Economic Report: Jobless claims fall 18,000 to 214,000 around July 4 holiday, back near 49-year low

American workers are quitting and moving to other jobs at the highest rate in 17 years.

The numbers: Initial jobless claims, a tracker of sorts for layoffs in the U.S., sank in the first week of July toward the lowest levels in almost 50 years.

New claims fell by 18,000 to 214,000 in the seven days ended July 7. Economists polled by MarketWatch had forecast a 226,000 reading.

The more stable monthly average of claims, meanwhile, slipped by 1,750 to 223,000, the government said Thursday.
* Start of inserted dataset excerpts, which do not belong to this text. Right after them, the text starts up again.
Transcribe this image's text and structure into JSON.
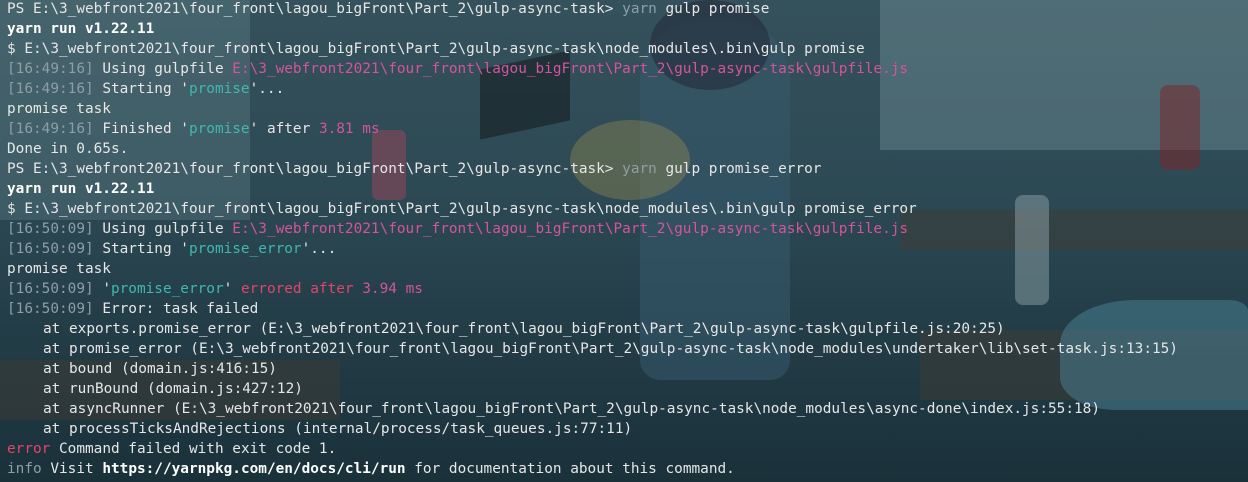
{
  "terminal": {
    "lines": [
      {
        "type": "prompt",
        "prompt": "PS E:\\3_webfront2021\\four_front\\lagou_bigFront\\Part_2\\gulp-async-task>",
        "cmd1": "yarn",
        "cmd2": "gulp promise"
      },
      {
        "type": "bold",
        "text": "yarn run v1.22.11"
      },
      {
        "type": "plain",
        "text": "$ E:\\3_webfront2021\\four_front\\lagou_bigFront\\Part_2\\gulp-async-task\\node_modules\\.bin\\gulp promise"
      },
      {
        "type": "using",
        "time": "16:49:16",
        "label": "Using gulpfile",
        "path": "E:\\3_webfront2021\\four_front\\lagou_bigFront\\Part_2\\gulp-async-task\\gulpfile.js"
      },
      {
        "type": "starting",
        "time": "16:49:16",
        "label": "Starting",
        "task": "promise"
      },
      {
        "type": "plain",
        "text": "promise task"
      },
      {
        "type": "finished",
        "time": "16:49:16",
        "label": "Finished",
        "task": "promise",
        "after": "after",
        "duration": "3.81 ms"
      },
      {
        "type": "plain",
        "text": "Done in 0.65s."
      },
      {
        "type": "prompt",
        "prompt": "PS E:\\3_webfront2021\\four_front\\lagou_bigFront\\Part_2\\gulp-async-task>",
        "cmd1": "yarn",
        "cmd2": "gulp promise_error"
      },
      {
        "type": "bold",
        "text": "yarn run v1.22.11"
      },
      {
        "type": "plain",
        "text": "$ E:\\3_webfront2021\\four_front\\lagou_bigFront\\Part_2\\gulp-async-task\\node_modules\\.bin\\gulp promise_error"
      },
      {
        "type": "using",
        "time": "16:50:09",
        "label": "Using gulpfile",
        "path": "E:\\3_webfront2021\\four_front\\lagou_bigFront\\Part_2\\gulp-async-task\\gulpfile.js"
      },
      {
        "type": "starting",
        "time": "16:50:09",
        "label": "Starting",
        "task": "promise_error"
      },
      {
        "type": "plain",
        "text": "promise task"
      },
      {
        "type": "errored",
        "time": "16:50:09",
        "task": "promise_error",
        "errored": "errored after",
        "duration": "3.94 ms"
      },
      {
        "type": "tsplain",
        "time": "16:50:09",
        "text": "Error: task failed"
      },
      {
        "type": "stack",
        "text": "at exports.promise_error (E:\\3_webfront2021\\four_front\\lagou_bigFront\\Part_2\\gulp-async-task\\gulpfile.js:20:25)"
      },
      {
        "type": "stack",
        "text": "at promise_error (E:\\3_webfront2021\\four_front\\lagou_bigFront\\Part_2\\gulp-async-task\\node_modules\\undertaker\\lib\\set-task.js:13:15)"
      },
      {
        "type": "stack",
        "text": "at bound (domain.js:416:15)"
      },
      {
        "type": "stack",
        "text": "at runBound (domain.js:427:12)"
      },
      {
        "type": "stack",
        "text": "at asyncRunner (E:\\3_webfront2021\\four_front\\lagou_bigFront\\Part_2\\gulp-async-task\\node_modules\\async-done\\index.js:55:18)"
      },
      {
        "type": "stack",
        "text": "at processTicksAndRejections (internal/process/task_queues.js:77:11)"
      },
      {
        "type": "error",
        "label": "error",
        "text": "Command failed with exit code 1."
      },
      {
        "type": "info",
        "label": "info",
        "pre": "Visit",
        "url": "https://yarnpkg.com/en/docs/cli/run",
        "post": "for documentation about this command."
      }
    ]
  },
  "colors": {
    "text": "#e6e6e6",
    "dim": "#8e9ea6",
    "magenta": "#d3549d",
    "cyan": "#3fb8b0",
    "red": "#e0456a"
  }
}
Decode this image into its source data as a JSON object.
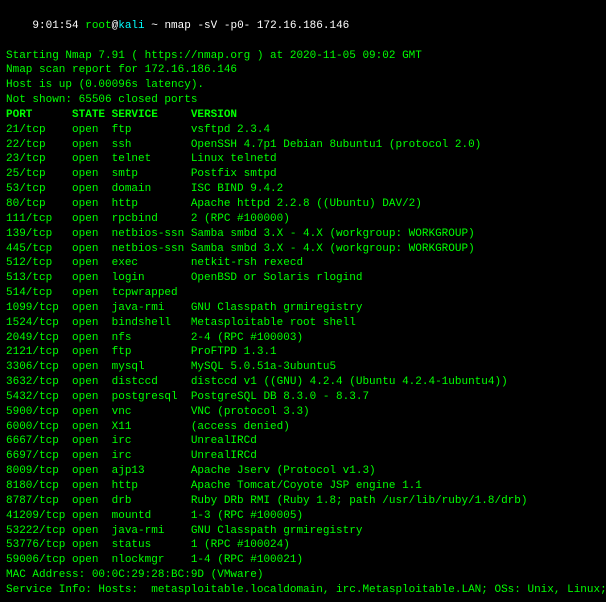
{
  "terminal": {
    "prompt": {
      "time": "9:01:54",
      "user": "root",
      "at": "@",
      "host": "kali",
      "tilde": " ~ ",
      "command": "nmap -sV -p0- 172.16.186.146"
    },
    "lines": [
      "Starting Nmap 7.91 ( https://nmap.org ) at 2020-11-05 09:02 GMT",
      "Nmap scan report for 172.16.186.146",
      "Host is up (0.00096s latency).",
      "Not shown: 65506 closed ports",
      "PORT      STATE SERVICE     VERSION",
      "21/tcp    open  ftp         vsftpd 2.3.4",
      "22/tcp    open  ssh         OpenSSH 4.7p1 Debian 8ubuntu1 (protocol 2.0)",
      "23/tcp    open  telnet      Linux telnetd",
      "25/tcp    open  smtp        Postfix smtpd",
      "53/tcp    open  domain      ISC BIND 9.4.2",
      "80/tcp    open  http        Apache httpd 2.2.8 ((Ubuntu) DAV/2)",
      "111/tcp   open  rpcbind     2 (RPC #100000)",
      "139/tcp   open  netbios-ssn Samba smbd 3.X - 4.X (workgroup: WORKGROUP)",
      "445/tcp   open  netbios-ssn Samba smbd 3.X - 4.X (workgroup: WORKGROUP)",
      "512/tcp   open  exec        netkit-rsh rexecd",
      "513/tcp   open  login       OpenBSD or Solaris rlogind",
      "514/tcp   open  tcpwrapped",
      "1099/tcp  open  java-rmi    GNU Classpath grmiregistry",
      "1524/tcp  open  bindshell   Metasploitable root shell",
      "2049/tcp  open  nfs         2-4 (RPC #100003)",
      "2121/tcp  open  ftp         ProFTPD 1.3.1",
      "3306/tcp  open  mysql       MySQL 5.0.51a-3ubuntu5",
      "3632/tcp  open  distccd     distccd v1 ((GNU) 4.2.4 (Ubuntu 4.2.4-1ubuntu4))",
      "5432/tcp  open  postgresql  PostgreSQL DB 8.3.0 - 8.3.7",
      "5900/tcp  open  vnc         VNC (protocol 3.3)",
      "6000/tcp  open  X11         (access denied)",
      "6667/tcp  open  irc         UnrealIRCd",
      "6697/tcp  open  irc         UnrealIRCd",
      "8009/tcp  open  ajp13       Apache Jserv (Protocol v1.3)",
      "8180/tcp  open  http        Apache Tomcat/Coyote JSP engine 1.1",
      "8787/tcp  open  drb         Ruby DRb RMI (Ruby 1.8; path /usr/lib/ruby/1.8/drb)",
      "41209/tcp open  mountd      1-3 (RPC #100005)",
      "53222/tcp open  java-rmi    GNU Classpath grmiregistry",
      "53776/tcp open  status      1 (RPC #100024)",
      "59006/tcp open  nlockmgr    1-4 (RPC #100021)",
      "MAC Address: 00:0C:29:28:BC:9D (VMware)",
      "Service Info: Hosts:  metasploitable.localdomain, irc.Metasploitable.LAN; OSs: Unix, Linux;"
    ]
  }
}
The number of people already collecting unemployment benefits declined by 3,000 to 1.74 million. These are known as “continuing” claims.

What happened: The number of claims last week was the third lowest of the current nine-year-old economic expansion that began in mid-2009.

The last time jobless claims were consistently lower was in 1969.

One caveat: The drop in claims last week was likely exaggerated by July 4 occurring in midweek. Fewer people may have filed applications around the holiday.

Big picture: The number of people losing their jobs and seeking benefits has totaled fewer than 250,000 each week since last September. That’s an unusually low number for an unusually long time, reflecting the healthiest U.S. jobs market at least since the dot-com boom at the end of the 1990s.

Earlier this week, the government reported the proportion of workers who quit their jobs in May rose to the highest level in 17 years. People feel more confident in quitting and finding better jobs when the economy is strong.

Market reaction: The Dow Jones Industrial Average DJIA, -0.88% and the S&P 500 SPX, -0.71% were to set to increase sharply on Thursday. Investors were heartened President Trump’s reaffirmation of U.S. support for NATO after a tense meeting the day before.

The stock market has been gyrating up and down in the past few months amid worries about a widening trade war. Both indexes have receded from record highs set earlier in the year.

Trade-war tracker: Here are the new levies, imposed and threatened

Also read: Here’s when Americans will start feeling the pain from escalating Trump-imposed tariffs.

The 10-year Treasury yield TMUBMUSD10Y, +0.39% rose slightly to 2.86%. After reaching 3.1% last month, the yield has also fallen in response to growing trade tensions.